McNally contends FBS never gave him the information about his termination required
by the WARN Act; FBS in its cross-appeal contends that it gave McNally the required
information more than sixty days before McNally was terminated on February 16. The
jury agreed with FBS, finding sufficient information was given more than sixty days
before McNally was terminated. The trial court, however, held as a matter of law that
notice was not sufficient until FBS sent McNally a letter on January 3, forty-four
calendar days before his termination. We agree with that ruling.
        Effective WARN Act notice must contain several categories of information,
including the likely date when the mass layoff will occur and the expected date when
the individual employee will be separated. 29 U.S.C. § 2102(a); 20 C.F.R. § 639.7(d).
The letter McNally received from FBS on January 3 gave him that information and
clarified earlier information that the statute required he be given. The newsletters and
notices FBS earlier posted or mailed its employees did not adequately inform McNally
when the merger would be complete and when he would be terminated.
        Had the January 3 letter been sent by FBS to McNally at least sixty days before
he was terminated on February 16, it would have satisfied the WARN Act’s timeliness
requirement. But the January 3 letter to McNally was late by sixteen calendar days,
within which were ten workdays.

       In its cross-appeal, FBS argues that it was in good faith in attempting to give
timely WARN Act notice, and the court should have exercised its discretion to find no

                                          -6-
violation or at least reduce the liability provided by the WARN Act. 29 U.S.C.
§ 2104(a)(4). We defer to the trial court’s advantage in observing FBS witnesses at
trial and making credibility decisions about good faith. No persuasive evidence
suggests that FBS believed its notices and memoranda before January 3 complied with
the WARN Act. To the contrary, the record suggests that FBS had information about
when the merger would be completed that it could have provided to McNally well
before it mailed him the January 3 letter that belatedly satisfied the WARN Act
information requirements. FBS did not sustain its good faith defense.

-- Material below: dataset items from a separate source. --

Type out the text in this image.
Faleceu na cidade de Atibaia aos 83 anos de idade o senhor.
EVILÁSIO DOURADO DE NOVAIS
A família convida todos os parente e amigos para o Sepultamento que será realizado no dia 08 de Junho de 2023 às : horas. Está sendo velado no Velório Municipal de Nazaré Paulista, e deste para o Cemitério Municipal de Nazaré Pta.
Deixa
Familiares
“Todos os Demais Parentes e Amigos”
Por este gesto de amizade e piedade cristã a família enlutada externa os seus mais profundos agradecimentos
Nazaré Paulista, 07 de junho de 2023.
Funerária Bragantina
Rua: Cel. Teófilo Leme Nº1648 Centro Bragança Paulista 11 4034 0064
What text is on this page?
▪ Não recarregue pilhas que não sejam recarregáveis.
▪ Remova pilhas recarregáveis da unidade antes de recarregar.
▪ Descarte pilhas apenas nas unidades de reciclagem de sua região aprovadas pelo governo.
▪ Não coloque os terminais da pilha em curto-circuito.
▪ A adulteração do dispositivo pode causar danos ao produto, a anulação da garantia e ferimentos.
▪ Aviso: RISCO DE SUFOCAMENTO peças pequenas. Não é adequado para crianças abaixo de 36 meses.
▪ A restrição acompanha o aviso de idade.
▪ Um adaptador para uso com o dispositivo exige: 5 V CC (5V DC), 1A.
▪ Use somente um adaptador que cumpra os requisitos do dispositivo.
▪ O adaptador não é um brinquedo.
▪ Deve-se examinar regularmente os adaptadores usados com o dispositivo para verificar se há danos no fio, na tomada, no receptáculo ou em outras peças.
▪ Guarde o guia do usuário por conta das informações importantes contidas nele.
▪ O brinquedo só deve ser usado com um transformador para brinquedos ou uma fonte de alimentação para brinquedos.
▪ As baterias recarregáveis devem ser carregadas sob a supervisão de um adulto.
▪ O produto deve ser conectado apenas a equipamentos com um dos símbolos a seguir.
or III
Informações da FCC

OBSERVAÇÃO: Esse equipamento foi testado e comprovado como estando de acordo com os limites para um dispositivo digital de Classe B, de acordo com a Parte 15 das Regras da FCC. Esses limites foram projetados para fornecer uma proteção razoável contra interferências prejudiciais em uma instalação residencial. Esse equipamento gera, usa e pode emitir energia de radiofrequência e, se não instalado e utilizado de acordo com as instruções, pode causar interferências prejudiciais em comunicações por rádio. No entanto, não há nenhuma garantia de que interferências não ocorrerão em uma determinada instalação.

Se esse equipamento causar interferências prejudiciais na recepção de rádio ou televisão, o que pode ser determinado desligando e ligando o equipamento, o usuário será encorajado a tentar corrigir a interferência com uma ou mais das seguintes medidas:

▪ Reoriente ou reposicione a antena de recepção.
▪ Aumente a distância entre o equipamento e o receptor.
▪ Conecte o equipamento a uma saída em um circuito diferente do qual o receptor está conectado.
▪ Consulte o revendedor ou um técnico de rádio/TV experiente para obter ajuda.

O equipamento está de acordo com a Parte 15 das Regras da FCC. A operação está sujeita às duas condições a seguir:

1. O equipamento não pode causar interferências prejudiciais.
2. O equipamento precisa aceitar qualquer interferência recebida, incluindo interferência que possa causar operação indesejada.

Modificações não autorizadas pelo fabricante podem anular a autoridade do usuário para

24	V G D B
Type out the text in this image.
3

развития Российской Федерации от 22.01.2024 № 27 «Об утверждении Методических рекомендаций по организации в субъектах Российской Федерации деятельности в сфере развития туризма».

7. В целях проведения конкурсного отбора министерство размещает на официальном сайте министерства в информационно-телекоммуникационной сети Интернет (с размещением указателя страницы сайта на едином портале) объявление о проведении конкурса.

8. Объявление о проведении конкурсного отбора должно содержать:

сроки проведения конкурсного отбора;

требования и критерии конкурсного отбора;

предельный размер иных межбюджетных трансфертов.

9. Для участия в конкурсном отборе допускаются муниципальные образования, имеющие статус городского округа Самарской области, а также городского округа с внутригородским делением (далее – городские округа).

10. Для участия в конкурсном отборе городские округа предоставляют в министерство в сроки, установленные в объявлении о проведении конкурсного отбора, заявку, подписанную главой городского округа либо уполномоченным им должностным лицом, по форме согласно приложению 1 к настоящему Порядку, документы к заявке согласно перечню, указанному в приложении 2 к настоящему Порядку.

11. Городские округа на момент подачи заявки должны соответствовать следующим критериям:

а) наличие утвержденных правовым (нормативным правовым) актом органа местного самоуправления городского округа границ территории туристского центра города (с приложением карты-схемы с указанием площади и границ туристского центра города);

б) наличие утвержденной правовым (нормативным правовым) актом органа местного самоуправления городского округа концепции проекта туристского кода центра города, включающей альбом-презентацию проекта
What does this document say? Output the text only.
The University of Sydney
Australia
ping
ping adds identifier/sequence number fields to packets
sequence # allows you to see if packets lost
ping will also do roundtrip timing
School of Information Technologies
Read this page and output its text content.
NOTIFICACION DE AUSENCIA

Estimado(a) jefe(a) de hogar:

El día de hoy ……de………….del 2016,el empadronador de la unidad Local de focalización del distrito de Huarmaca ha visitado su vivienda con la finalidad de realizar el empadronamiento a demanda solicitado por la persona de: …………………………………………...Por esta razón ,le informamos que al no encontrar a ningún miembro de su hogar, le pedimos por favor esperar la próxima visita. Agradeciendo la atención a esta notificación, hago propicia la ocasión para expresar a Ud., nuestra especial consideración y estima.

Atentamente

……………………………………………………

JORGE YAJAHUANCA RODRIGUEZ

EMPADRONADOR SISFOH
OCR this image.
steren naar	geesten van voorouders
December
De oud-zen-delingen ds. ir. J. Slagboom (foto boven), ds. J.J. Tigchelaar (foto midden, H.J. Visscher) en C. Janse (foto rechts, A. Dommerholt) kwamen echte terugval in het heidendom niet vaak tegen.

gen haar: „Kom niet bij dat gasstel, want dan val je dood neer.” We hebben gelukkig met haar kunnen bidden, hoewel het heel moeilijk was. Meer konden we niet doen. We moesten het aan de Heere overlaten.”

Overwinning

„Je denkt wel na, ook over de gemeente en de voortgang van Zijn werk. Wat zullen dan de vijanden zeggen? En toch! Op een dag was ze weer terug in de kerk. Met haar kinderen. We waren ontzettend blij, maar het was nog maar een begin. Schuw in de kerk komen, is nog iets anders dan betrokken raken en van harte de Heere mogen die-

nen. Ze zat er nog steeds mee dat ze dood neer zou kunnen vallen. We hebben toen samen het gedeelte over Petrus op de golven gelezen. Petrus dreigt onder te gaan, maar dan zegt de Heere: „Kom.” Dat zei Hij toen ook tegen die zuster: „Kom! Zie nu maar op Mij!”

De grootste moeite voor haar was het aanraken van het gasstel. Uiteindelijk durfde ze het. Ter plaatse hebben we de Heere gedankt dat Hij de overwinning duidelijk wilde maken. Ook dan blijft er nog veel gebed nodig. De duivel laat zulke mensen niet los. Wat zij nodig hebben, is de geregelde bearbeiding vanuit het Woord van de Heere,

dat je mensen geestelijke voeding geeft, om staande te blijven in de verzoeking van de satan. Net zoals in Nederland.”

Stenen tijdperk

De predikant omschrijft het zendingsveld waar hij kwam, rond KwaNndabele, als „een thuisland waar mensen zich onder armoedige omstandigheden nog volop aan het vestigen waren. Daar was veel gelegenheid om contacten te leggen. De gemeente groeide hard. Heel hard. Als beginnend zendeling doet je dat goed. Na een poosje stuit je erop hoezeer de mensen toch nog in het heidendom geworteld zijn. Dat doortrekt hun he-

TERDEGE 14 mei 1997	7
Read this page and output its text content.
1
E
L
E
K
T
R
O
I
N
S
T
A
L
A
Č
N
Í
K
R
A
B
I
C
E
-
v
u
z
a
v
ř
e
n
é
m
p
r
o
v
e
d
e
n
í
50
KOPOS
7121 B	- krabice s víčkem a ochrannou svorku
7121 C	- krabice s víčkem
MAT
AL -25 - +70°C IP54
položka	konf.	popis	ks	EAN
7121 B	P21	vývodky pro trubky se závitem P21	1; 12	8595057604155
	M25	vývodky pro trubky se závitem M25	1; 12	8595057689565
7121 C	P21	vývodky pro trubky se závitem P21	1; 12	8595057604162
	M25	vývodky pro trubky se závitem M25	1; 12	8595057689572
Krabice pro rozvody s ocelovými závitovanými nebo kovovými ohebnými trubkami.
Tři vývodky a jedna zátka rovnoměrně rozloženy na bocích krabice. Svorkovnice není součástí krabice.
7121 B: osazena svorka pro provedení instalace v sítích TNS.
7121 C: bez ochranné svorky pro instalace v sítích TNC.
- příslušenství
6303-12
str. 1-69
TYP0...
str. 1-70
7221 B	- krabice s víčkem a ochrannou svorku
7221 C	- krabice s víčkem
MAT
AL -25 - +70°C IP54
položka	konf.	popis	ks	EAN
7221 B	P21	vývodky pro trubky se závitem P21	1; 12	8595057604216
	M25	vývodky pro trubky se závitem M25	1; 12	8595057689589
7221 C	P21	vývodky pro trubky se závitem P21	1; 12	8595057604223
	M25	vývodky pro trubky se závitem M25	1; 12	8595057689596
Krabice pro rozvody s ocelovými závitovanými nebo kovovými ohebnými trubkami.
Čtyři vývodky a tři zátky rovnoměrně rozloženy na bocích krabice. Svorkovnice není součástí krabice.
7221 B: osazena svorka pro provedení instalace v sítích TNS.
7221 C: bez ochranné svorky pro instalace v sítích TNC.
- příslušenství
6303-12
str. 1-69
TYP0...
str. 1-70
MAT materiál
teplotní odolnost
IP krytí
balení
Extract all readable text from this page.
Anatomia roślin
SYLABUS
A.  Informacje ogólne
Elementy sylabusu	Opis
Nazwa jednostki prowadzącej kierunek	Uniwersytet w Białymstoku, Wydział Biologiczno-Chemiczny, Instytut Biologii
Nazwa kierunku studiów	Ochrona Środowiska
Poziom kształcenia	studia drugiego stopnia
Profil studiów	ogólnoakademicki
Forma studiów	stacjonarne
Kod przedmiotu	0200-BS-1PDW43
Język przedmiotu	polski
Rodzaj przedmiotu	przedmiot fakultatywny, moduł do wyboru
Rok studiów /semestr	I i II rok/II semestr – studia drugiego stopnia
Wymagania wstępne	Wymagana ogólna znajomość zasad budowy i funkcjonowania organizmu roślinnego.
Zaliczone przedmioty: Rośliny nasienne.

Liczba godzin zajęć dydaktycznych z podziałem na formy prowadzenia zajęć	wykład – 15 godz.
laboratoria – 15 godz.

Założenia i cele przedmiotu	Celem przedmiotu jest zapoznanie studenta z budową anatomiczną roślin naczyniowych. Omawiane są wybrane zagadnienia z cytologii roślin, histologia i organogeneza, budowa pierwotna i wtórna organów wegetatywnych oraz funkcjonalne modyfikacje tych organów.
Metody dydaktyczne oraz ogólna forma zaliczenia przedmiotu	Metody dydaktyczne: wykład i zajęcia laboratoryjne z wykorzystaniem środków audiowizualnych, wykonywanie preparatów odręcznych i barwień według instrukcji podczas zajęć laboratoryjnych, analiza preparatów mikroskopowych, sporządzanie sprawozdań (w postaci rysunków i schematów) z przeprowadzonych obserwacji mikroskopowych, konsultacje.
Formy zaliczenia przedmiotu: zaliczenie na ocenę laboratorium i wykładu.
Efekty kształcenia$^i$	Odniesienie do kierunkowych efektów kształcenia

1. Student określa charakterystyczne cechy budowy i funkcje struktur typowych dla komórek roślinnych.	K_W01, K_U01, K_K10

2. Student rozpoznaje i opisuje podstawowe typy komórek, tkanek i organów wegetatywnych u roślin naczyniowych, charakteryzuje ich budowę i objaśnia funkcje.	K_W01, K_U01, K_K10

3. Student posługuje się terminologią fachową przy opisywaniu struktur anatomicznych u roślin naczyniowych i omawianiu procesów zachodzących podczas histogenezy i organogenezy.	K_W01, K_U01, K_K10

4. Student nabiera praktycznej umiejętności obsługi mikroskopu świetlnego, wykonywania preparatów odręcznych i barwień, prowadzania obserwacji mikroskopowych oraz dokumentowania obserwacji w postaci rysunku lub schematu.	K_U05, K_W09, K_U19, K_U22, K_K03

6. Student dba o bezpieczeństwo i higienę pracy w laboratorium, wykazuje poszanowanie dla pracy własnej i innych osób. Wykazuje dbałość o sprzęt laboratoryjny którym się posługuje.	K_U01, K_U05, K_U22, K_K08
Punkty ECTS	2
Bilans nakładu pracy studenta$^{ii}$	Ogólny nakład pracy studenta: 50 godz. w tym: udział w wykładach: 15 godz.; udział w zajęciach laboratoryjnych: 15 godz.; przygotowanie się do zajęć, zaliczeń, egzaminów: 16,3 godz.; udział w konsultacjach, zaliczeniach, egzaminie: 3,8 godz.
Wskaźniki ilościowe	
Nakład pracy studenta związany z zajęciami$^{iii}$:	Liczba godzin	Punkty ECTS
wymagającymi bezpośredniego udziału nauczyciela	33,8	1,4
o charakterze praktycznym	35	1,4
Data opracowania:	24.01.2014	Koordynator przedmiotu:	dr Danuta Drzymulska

       III. An employer who violates the WARN Act is liable for “back pay for each
day of violation.” 29 U.S.C. § 2104(a)(1)(A). McNally contends the trial court erred
in awarding damages for only ten workdays rather than the sixteen calendar days by
which the FBS notice fell short. We have twice rejected that reading of the statute and
follow our precedent in upholding the trial court’s award of back pay based on
workdays. See Teamsters Local 838 v. Laidlaw Transit, Inc., 156 F.3d 854, 855 (8th
Cir. 1998); Breedlove v. Earthgrains Baking Cos., 140 F.3d 797, 801 (8th Cir.),
cert. denied, 124 L. Ed. 2d 228 (1998).

      We affirm the trial court’s judgment dismissing Joe’s WARN Act claim and
awarding McNally judgment against FBS for back pay for ten workdays.

      AFFIRMED.

      A true copy.

             Attest:

             CLERK, U.S. COURT OF APPEALS, EIGHTH CIRCUIT.